Our managing editor called the newsroom around 10 p.m. and said he’d seen a brief TV news report that said a 10-year-old boy had been shot. The wire editor, the person in charge of breaking stories, had already left for the night, so the Institute’s director, Don Hecker, needed someone to go to the scene.

“Who’s going to take this?” Hecker asked the newsroom.

Most of us were dead-tired, on deadline, and hoping to catch a few hours of sleep. The room went silent.

“We need volunteers,” Hecker said again. Stephen Ceasar raised his hand to pitch in. At the same time, I had stood up to let Hecker know I could take the story. But when I saw Ceasar raise his hand, I went back to blogging.
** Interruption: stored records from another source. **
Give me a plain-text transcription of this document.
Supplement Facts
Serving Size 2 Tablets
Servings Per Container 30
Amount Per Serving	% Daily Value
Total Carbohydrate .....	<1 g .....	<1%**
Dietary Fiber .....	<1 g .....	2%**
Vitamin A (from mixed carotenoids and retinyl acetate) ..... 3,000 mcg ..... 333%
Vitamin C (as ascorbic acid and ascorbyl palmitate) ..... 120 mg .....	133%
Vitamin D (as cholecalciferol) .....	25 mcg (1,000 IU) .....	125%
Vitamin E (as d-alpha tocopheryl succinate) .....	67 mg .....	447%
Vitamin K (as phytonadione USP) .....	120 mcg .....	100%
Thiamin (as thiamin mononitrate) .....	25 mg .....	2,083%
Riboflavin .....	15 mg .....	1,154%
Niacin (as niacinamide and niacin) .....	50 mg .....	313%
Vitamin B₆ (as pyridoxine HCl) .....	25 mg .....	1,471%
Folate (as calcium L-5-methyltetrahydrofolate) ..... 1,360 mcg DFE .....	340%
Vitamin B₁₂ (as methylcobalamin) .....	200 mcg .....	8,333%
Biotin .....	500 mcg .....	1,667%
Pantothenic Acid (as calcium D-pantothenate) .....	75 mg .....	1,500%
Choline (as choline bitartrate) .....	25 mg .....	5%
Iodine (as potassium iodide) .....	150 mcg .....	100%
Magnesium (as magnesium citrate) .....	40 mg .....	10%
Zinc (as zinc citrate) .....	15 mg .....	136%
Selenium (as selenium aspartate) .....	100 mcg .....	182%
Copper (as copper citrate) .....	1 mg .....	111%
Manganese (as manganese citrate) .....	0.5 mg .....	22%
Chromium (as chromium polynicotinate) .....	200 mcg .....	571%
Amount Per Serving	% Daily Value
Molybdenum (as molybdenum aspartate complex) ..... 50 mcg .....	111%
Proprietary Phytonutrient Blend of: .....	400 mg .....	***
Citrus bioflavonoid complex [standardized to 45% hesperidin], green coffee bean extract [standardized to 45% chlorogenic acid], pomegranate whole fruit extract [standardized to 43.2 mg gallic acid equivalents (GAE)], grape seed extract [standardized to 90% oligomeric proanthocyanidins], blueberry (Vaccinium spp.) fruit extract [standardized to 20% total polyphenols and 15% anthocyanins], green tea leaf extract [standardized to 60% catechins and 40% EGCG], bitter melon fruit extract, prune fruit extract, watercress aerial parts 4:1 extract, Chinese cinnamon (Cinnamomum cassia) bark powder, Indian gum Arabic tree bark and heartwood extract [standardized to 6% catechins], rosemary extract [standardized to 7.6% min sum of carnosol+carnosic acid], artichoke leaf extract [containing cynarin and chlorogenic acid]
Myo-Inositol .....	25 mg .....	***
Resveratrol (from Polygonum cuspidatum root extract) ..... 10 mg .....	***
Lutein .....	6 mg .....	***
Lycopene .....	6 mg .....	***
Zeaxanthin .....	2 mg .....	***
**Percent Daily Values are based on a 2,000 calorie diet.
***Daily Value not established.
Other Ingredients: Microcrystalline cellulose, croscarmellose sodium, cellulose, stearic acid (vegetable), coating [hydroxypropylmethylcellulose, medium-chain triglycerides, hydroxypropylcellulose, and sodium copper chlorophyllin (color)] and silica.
I didn’t realize Hecker was also looking for someone to go to the scene and had asked who could drive there. The students looked around. Then Cecilia Perry, one of our diligent copy editors, reminded Hecker that I had also volunteered. (Thanks.)

Hecker asked if I had a car. Yes. Before I knew it, my sweater was on, and with notebook and pen in hand, I raced to my car.

In about seven minutes, I made it to North Columbus Boulevard and East Third Street, where I saw flashing cop lights, TV crews and crime-scene tape.

I interviewed a police sergeant and phoned the information to Ceasar, who wrote the story, but we were missing one piece of critical information: the victim’s last name.

Officers wouldn’t release the name, so I tried neighbors. The first house I walked to had a sign near the door warning that trespassers would be shot dead and that survivors would be shot again. No one answered.

I tried a few more houses with no luck. Then, I tried one last house. A man opened the door but kept the security gate closed. He seemed fine at first when I told him I was a reporter, but when I started asking questions, he became angry.

“No comment! No comment!” the man yelled while closing his door and pushing his barking dogs into the house. “You get off my property!”

I apologized for bothering him, turned around and started toward the sidewalk.

“You get off my property now!” he demanded one more time.